Back then, he’d been The Normalizer. He was glad The Wave had taken place a decade or so after that unfortunate flirtation with “Nor-Man” in the 90s, when everyone had immaculate curls, belts, pouches, and Big Armor.

He sighed, squeezing his temples, remembering the boots and the epaulets. “We were all on those damn Exo-Steroids, that’s the only explanation.” That was always the explanation, when they all got together - those who were left. Still, though, sometimes he woke up at night screaming when he thought about what they’d done to those consultants and fashion designers.

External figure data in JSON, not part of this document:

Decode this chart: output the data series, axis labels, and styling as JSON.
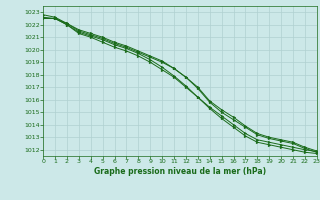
{
  "xlabel": "Graphe pression niveau de la mer (hPa)",
  "ylim": [
    1011.5,
    1023.5
  ],
  "xlim": [
    0,
    23
  ],
  "yticks": [
    1012,
    1013,
    1014,
    1015,
    1016,
    1017,
    1018,
    1019,
    1020,
    1021,
    1022,
    1023
  ],
  "xticks": [
    0,
    1,
    2,
    3,
    4,
    5,
    6,
    7,
    8,
    9,
    10,
    11,
    12,
    13,
    14,
    15,
    16,
    17,
    18,
    19,
    20,
    21,
    22,
    23
  ],
  "background_color": "#cce8e8",
  "grid_color": "#b0d0d0",
  "line_color": "#1a6b1a",
  "series": [
    [
      1022.8,
      1022.6,
      1022.1,
      1021.6,
      1021.3,
      1021.0,
      1020.6,
      1020.3,
      1019.9,
      1019.5,
      1019.1,
      1018.5,
      1017.8,
      1017.0,
      1015.9,
      1015.2,
      1014.6,
      1013.9,
      1013.3,
      1013.0,
      1012.8,
      1012.6,
      1012.2,
      1011.9
    ],
    [
      1022.6,
      1022.5,
      1022.0,
      1021.4,
      1021.1,
      1020.8,
      1020.4,
      1020.1,
      1019.7,
      1019.2,
      1018.6,
      1017.9,
      1017.1,
      1016.2,
      1015.4,
      1014.7,
      1014.0,
      1013.3,
      1012.8,
      1012.6,
      1012.4,
      1012.2,
      1012.0,
      1011.85
    ],
    [
      1022.5,
      1022.5,
      1022.1,
      1021.5,
      1021.2,
      1020.9,
      1020.5,
      1020.2,
      1019.8,
      1019.4,
      1019.0,
      1018.5,
      1017.8,
      1016.9,
      1015.8,
      1015.0,
      1014.4,
      1013.8,
      1013.2,
      1012.9,
      1012.7,
      1012.5,
      1012.1,
      1011.8
    ],
    [
      1022.5,
      1022.5,
      1022.0,
      1021.3,
      1021.0,
      1020.6,
      1020.2,
      1019.9,
      1019.5,
      1019.0,
      1018.4,
      1017.8,
      1017.0,
      1016.2,
      1015.3,
      1014.5,
      1013.8,
      1013.1,
      1012.6,
      1012.4,
      1012.2,
      1012.0,
      1011.8,
      1011.7
    ]
  ]
}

A finger poked at a graph he didn’t like. It expanded, he scrolled it around, closed everything with a pinch and a snap.

“Get me a feed on Drone Strike.” He said, one window displaying producers and directors and writers and Generals, the other blossoming into the familiar footage over somewhere that was inevitably either dusty and parched or green and flooding.

This time it was flooded. He pursed his lips and watched the red cursor float around the screen for far too long. He pushed a button and somewhere an editor was fired.

“Movies.” He said, flustering the digital assistant as piles of movies he’d recently watched started queuing up on the screen.

Chicago: Death’s Mile, Septimius Severus, Patriot Wave, Shooter, Sea Shepherd: The Horrors of Deepwater Horizon, Entourage, The Purge, they all populated the screen for a moment, each still color coded. Norman’s queue saw a lot of blue filters and Mark Wahlberg, he hated those movies, they always got the details wrong about The Wave, but since he paid good money to make them, he did, at least, watch them.

“Mag-Lord’s balls, that’s not what I meant. Show me the movies we’ve got playing in theaters worldwide, international releases only.”

Lines going down. Some of them red. The psychics and telepaths were finally right - The Wave wasn’t bringing them out anymore. They’d had enough shattered buildings and blowing dust, enough dim lights and shaky cameras.  It was time for something new. Something bright. Something colorful and ultra-violent.

He pushed a button to talk to a real person. “Get me some artists, I want designs on Nor-Man and the No-Force for the big screen. The nineties are coming back.”